Escritas em um dado momento e com diferentes intencionalidades, as missivas representaram uma forma de contato muito utilizada especialmente nos séculos XIX e XX. Segundo Camargo (2011, p. 157), “[...] a carta, como um objeto material [...] traz indícios de uma cultura, época, meio [e] consolida uma prática de escrita”. O trabalho historiográfico consiste em perceber que nessa fonte “[...] as informações contidas serão sempre versões individuais ou coletivamente construídas sobre determinados acontecimentos vividos pelo narrador ou dos quais se inteirou de diversas formas como conversas, leituras, relatos” (Malatian, 2017, p. 204). Nas diferentes maneiras de se tratar o destinatário, algumas representam um caráter mais íntimo e outras uma maior seriedade. Ainda assim, era uma das maneiras de comunicação mais frequentes e que permitia um diálogo entre os pares a fim de firmarem seus propósitos e tecerem suas redes. Desse modo, é importante confrontá-las com outros documentos a fim de evitar “[...] a ilusão de que o material obtido nas correspondências constitui verdade bruta e inexplorada [...]” (Malatian, 2017, p. 205).

O desejo de Ferrière de traduzir algumas de suas obras para o português era antigo. Em epístola localizada na seção de manuscritos do acervo da FBN, é possível indiciar que, pelo menos desde o ano de 1927, o educador já tentava viabilizar acordos para a tradução de seus livros, quando tentou a colaboração de Antonio Carneiro Leão, antigo Diretor Geral da Instrução Pública do Distrito Federal. Na carta enviada ao brasileiro em 20 de abril de 1927, o suíço afirmou que haveria a possibilidade de realização desse trabalho graças à ajuda de um comitê brasileiro, mas que, de Lisboa, escreveram-lhe afirmando que esse comitê tinha intenções utilitaristas e, por esse motivo, não concederam financiamento para realizar a tradução. Desse modo, Ferrière tentava contar com o apoio de Carneiro Leão e, ainda que não seja possível saber o que ocorreu posteriormente, outras cartas apontam para a realização da iniciativa de Ferrière.

Datada a 5 de fevereiro de 1929, em papel timbrado da revista Pour l'Ère Nouvelle3 (PEN) e datilografado, Ferrière demonstrava certa proximidade com Lourenço Filho ao tratá-lo como ‘querido senhor’. Sobre esse aspecto relacionado às formas de tratamento entre os dois sujeitos, percebe-se que Lourenço Filho, em outra carta, também o trata de forma equivalente, utilizando a expressão ‘meu querido mestre e amigo’. Com o auxílio de referências do campo da história da cultura escrita percebe-se, ainda, nas correspondências epistolares, o que Mignot (2005, p. 51) designou como “[...] uma rede de idéias e afetos, [...] uma prática de amizade materializada na escrita”.

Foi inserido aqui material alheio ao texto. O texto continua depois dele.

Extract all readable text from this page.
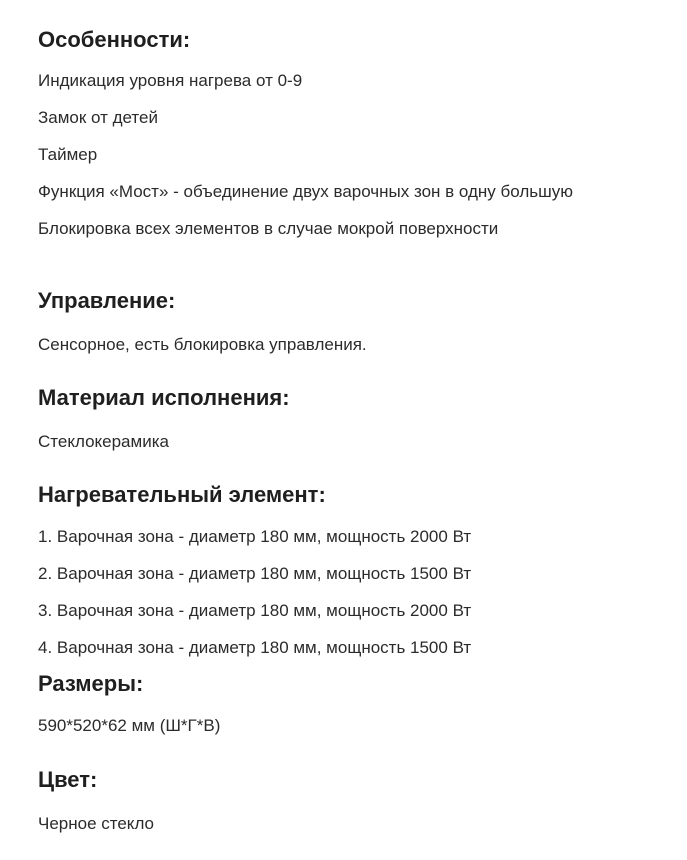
Особенности:
Индикация уровня нагрева от 0-9
Замок от детей
Таймер
Функция «Мост» - объединение двух варочных зон в одну большую
Блокировка всех элементов в случае мокрой поверхности
Управление:

Сенсорное, есть блокировка управления.

Материал исполнения:

Стеклокерамика

Нагревательный элемент:
1. Варочная зона - диаметр 180 мм, мощность 2000 Вт
2. Варочная зона - диаметр 180 мм, мощность 1500 Вт
3. Варочная зона - диаметр 180 мм, мощность 2000 Вт
4. Варочная зона - диаметр 180 мм, мощность 1500 Вт
Размеры:

590*520*62 мм (Ш*Г*В)

Цвет:

Черное стекло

Na mensagem, o autor inicialmente comentou sobre uma carta enviada a ele em 28 de dezembro, acerca do trabalho realizado pelo brasileiro na educação pública e da possibilidade de viajar, junto de sua esposa, a São Paulo em 1930. A respeito de sua obra, destacou o pedido do brasileiro para liderar o trabalho de tradução de A lei biogenetica e a escola activa. Além disso, ressaltou que o livro não possuía uma versão publicada em português, mas que ele poderia ser lido a partir da versão em espanhol de Lorenzo Luzuriaga. Por fim, tratou também da parte financeira, ao afirmar que poderia ficar com 10% do valor da venda pelos direitos autorais (Ferrière, 1929a).

Em seu estudo, Peres (2002, p. 4) afirmou que nesse trabalho de tradução “[...] não há indicações se foi utilizado ou não o original escrito por Ferrière. Fica difícil precisar de onde Noemy Silveira fez a tradução”. A dúvida da autora girava justamente em torno desse trabalho partir de uma publicação de 1910, em francês, ou da realizada no ano de 1928 e escrita em espanhol. Com base na correspondência do suíço, pode-se inferir que o trabalho foi possível a partir da publicação de Lorenzo Luzuriaga.

Nesse sentido, cabe destacar que analisar um trabalho de tradução requer perceber “[...] um duplo processo de descontextualização e recontextualização que primeiro busca se apropriar de algo estranho e em seguida o domestica” (Burke & Hsia, 2009, p. 14). Esse ofício requer mudanças significativas que interferem no processo de leitura e de interpretação, visto que o tradutor opera com ajustes linguísticos e culturais que podem ressignificar os conceitos originais. A tradução de A lei biogenetica e a escola activa de 1929 ainda passou por um duplo processo linguístico, considerando que foi organizada a partir de rearranjos culturais que advinham do francês e do espanhol.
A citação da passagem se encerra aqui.